До конца смены оставалось два дня, «Отверженные» подходили к концу. Он пришел после полдника к Алексею Васильевичу в мастерскую, тот сидел с дымящейся эмалированной кружкой в руках, от кружки исходил аромат брусники — и Лёнчик вспомнил о просьбе бабушки. «Святое дело, — отозвался Алексей Васильевич на его восклицание, что обещал бабушке нарвать брусничного листа. — Давай прямо сейчас и отправляйся». Он отставил кружку, поднялся и достал с полки туго сложенный, чистый серый холстяной мешок: «Наберешь сюда, сколько сможешь. Почки, наверно, у бабушки, нехороши?» — «Не знаю», — отозвался Лёнчик. «Ну, все равно, — сказал Алексей Васильевич. — Дуй».
Лёнчик понесся в лес, нашел брусничное место, присел на корточки и без остатка отдался сбору созревшего урожая.
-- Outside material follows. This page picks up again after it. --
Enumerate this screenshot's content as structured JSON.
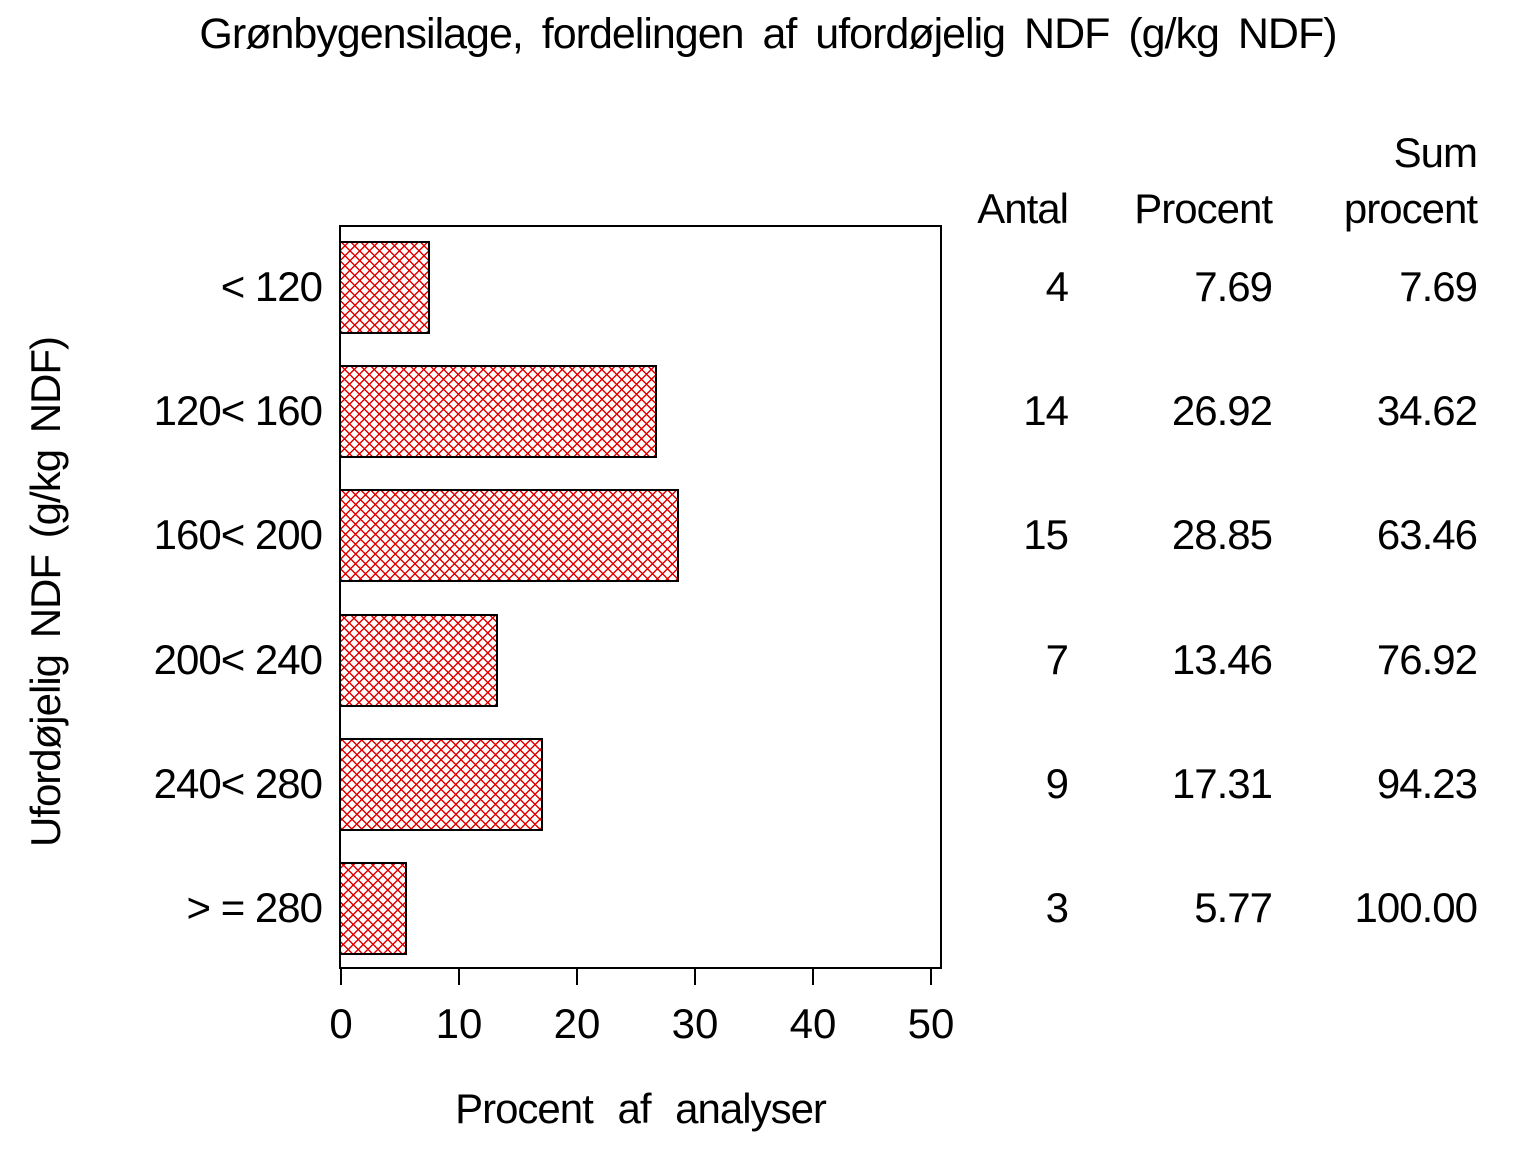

Голоса и еще какие-то непонятные звуки, раздававшиеся где-то совсем рядом, он услышал, когда мешок был уже наполовину полон. Он устал, сидеть на корточках не было сил, он опустился на колени и рвал брусничный лист так. Услышав голоса, Лёнчик привстал на коленях, посмотрел туда, откуда они звучали, — и от того, что открылось его взгляду, он тотчас вновь опустился. Дни уже стояли прохладные, он ходил сейчас в свитере поверх рубашки, свитер был болотного цвета, сливая его с лесом, и те, чьи голоса донеслись до него, видимо, его просто-напросто не заметили. А не заметить их было невозможно: так белели согнутые в коленях и разведенные в стороны ноги той, что лежала внизу, такая пронзительно контрастная граница была между голыми ягодицами и спущенными с них гармошкой черными брюками у того, кто лежал сверху. И тот, кто был сверху, дрыгался, — Лёнчик почему-то сразу же понял, что он делает. Но были эти двое совсем не из Викиного отряда, и определить это не составляло труда. Потому что это были взрослые. Воспитатель из отряда сестры, а согнутые в коленях голые ноги принадлежали Лёнчиковой пионервожатой.
Неудержимая сила заставила Лёнчика снова приподняться и снова поглядеть на пионервожатую с воспитателем — уже зная, что он увидит. Он смотрел, смотрел — и вдруг его обдало незнакомым прежде ощущением: писке стало тесно в штанах, она словно бы толкалась изнутри, желая вырваться наружу, и это было болезненно и приятно. Лёнчик смятенно присел, запустил руку под резинку штанов — так и было: писка ткнулась ему в руку непривычно твердая, какая-то граненая, будто небольшой толстый карандаш. Лёнчик посидел так, сжимая ее в руке, потом торопливо вытащил руку наружу, схватил мешок, поднялся с коленей и, пригибаясь, пошел, пошел, а там и побежал прочь из леса.